If a primary gas treatment facility does not have redundant downstream processing equipment instantly available and the upstream refinery does not instantly shutdown, then the flaring of excess hydrogen sulfide containing gases necessarily occurs whenever there is an imbalance between the upstream demand and the downstream processing capability. Flaring technology has been safely used for over one-hundred years to burn off refining by-products and is the industry standard because it is highly effective, simple, and highly immune to damage and overload. Further, flaring is not necessarily dependent on any other utilities, such as electricity or cooling. However, even when only used in an emergency situation, flaring diverted sour gas has raised increased environmental regulation scrutiny due to the associated emissions of sulfur dioxide and hydrogen sulfide. Further, the release of sulfur dioxide into the air, even in necessary amounts during emergencies is being increasingly restricted, foreclosing responsible use of flaring for handling sour gases. Governmental regulations increasingly restrict the emissions of sulfur dioxide and hydrogen sulfide, including those arising in emergency flaring.

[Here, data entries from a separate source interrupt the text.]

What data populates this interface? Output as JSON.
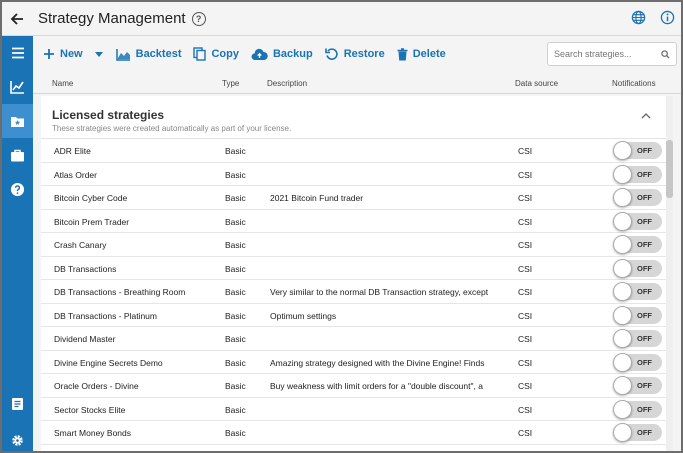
{
  "header": {
    "title": "Strategy Management",
    "help": "?"
  },
  "icons": {
    "back": "arrow-left-icon",
    "help": "help-circle-icon",
    "language": "globe-icon",
    "info": "info-icon"
  },
  "sidebar": {
    "items": [
      {
        "icon": "menu-icon"
      },
      {
        "icon": "chart-icon"
      },
      {
        "icon": "strategy-folder-icon"
      },
      {
        "icon": "briefcase-icon"
      },
      {
        "icon": "help-icon"
      },
      {
        "icon": "document-icon"
      },
      {
        "icon": "gear-icon"
      }
    ]
  },
  "toolbar": {
    "new": "New",
    "backtest": "Backtest",
    "copy": "Copy",
    "backup": "Backup",
    "restore": "Restore",
    "delete": "Delete"
  },
  "search": {
    "placeholder": "Search strategies...",
    "value": ""
  },
  "columns": {
    "name": "Name",
    "type": "Type",
    "description": "Description",
    "data_source": "Data source",
    "notifications": "Notifications"
  },
  "group": {
    "title": "Licensed strategies",
    "subtitle": "These strategies were created automatically as part of your license."
  },
  "rows": [
    {
      "name": "ADR Elite",
      "type": "Basic",
      "description": "",
      "source": "CSI",
      "notify": "OFF"
    },
    {
      "name": "Atlas Order",
      "type": "Basic",
      "description": "",
      "source": "CSI",
      "notify": "OFF"
    },
    {
      "name": "Bitcoin Cyber Code",
      "type": "Basic",
      "description": "2021 Bitcoin Fund trader",
      "source": "CSI",
      "notify": "OFF"
    },
    {
      "name": "Bitcoin Prem Trader",
      "type": "Basic",
      "description": "",
      "source": "CSI",
      "notify": "OFF"
    },
    {
      "name": "Crash Canary",
      "type": "Basic",
      "description": "",
      "source": "CSI",
      "notify": "OFF"
    },
    {
      "name": "DB Transactions",
      "type": "Basic",
      "description": "",
      "source": "CSI",
      "notify": "OFF"
    },
    {
      "name": "DB Transactions - Breathing Room",
      "type": "Basic",
      "description": "Very similar to the normal DB Transaction strategy, except",
      "source": "CSI",
      "notify": "OFF"
    },
    {
      "name": "DB Transactions - Platinum",
      "type": "Basic",
      "description": "Optimum settings",
      "source": "CSI",
      "notify": "OFF"
    },
    {
      "name": "Dividend Master",
      "type": "Basic",
      "description": "",
      "source": "CSI",
      "notify": "OFF"
    },
    {
      "name": "Divine Engine Secrets Demo",
      "type": "Basic",
      "description": "Amazing strategy designed with the Divine Engine! Finds",
      "source": "CSI",
      "notify": "OFF"
    },
    {
      "name": "Oracle Orders - Divine",
      "type": "Basic",
      "description": "Buy weakness with limit orders for a \"double discount\", a",
      "source": "CSI",
      "notify": "OFF"
    },
    {
      "name": "Sector Stocks Elite",
      "type": "Basic",
      "description": "",
      "source": "CSI",
      "notify": "OFF"
    },
    {
      "name": "Smart Money Bonds",
      "type": "Basic",
      "description": "",
      "source": "CSI",
      "notify": "OFF"
    }
  ],
  "colors": {
    "accent": "#1a73b5",
    "sidebar": "#1a73b5",
    "sidebar_active": "#3d8fcf"
  }
}
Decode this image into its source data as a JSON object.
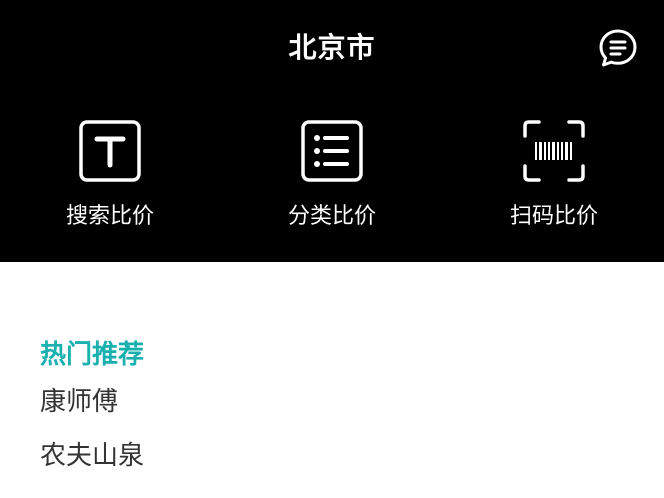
{
  "header": {
    "title": "北京市",
    "message_icon": "message-icon"
  },
  "actions": [
    {
      "label": "搜索比价",
      "icon": "text-t-icon"
    },
    {
      "label": "分类比价",
      "icon": "list-icon"
    },
    {
      "label": "扫码比价",
      "icon": "barcode-scan-icon"
    }
  ],
  "hot": {
    "title": "热门推荐",
    "items": [
      "康师傅",
      "农夫山泉"
    ]
  },
  "colors": {
    "header_bg": "#000000",
    "accent": "#1ab0b0"
  }
}
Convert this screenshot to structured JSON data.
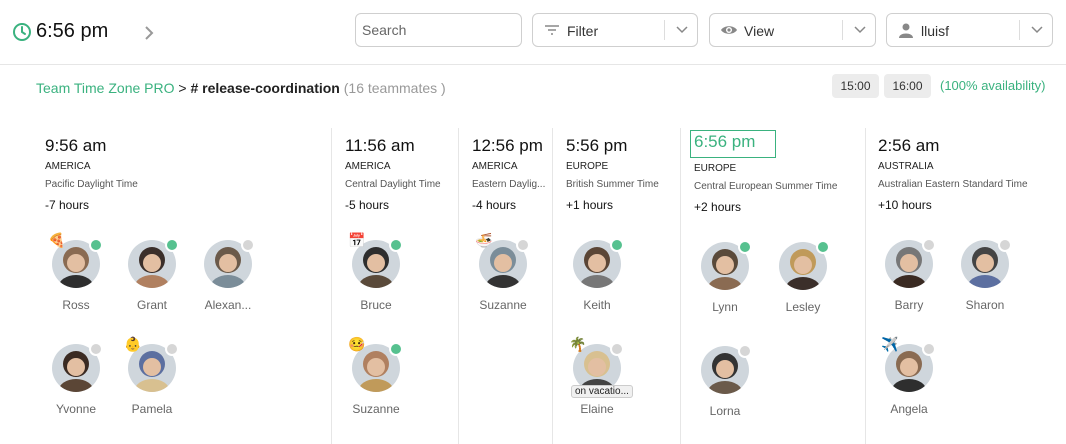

Thus, there is a need in the art for an auxiliary sour gas treatment system to be used separately from or integrated into a primary sour gas treatment facility that eliminates flaring untreated acid waste gas whenever there is an imbalance between the demand of the sour gas supply and the primary sour gas treatment facility's processing capability for compliance with emission limitations. This includes overloading of the gas treatment facility at peak production times, a sour gas supply out of specification, a shut-down of the downstream plant for repairs, controlled startup following repairs, outages in regeneration equipment and/or downstream (sulfur) recovery equipment, or an emergency shut-down to a malfunction, power outage or other interruption in utilities. A simple and cost-effective auxiliary treatment system is particularly needed when this imbalance is of a short term nature and finite in duration, as is often the case.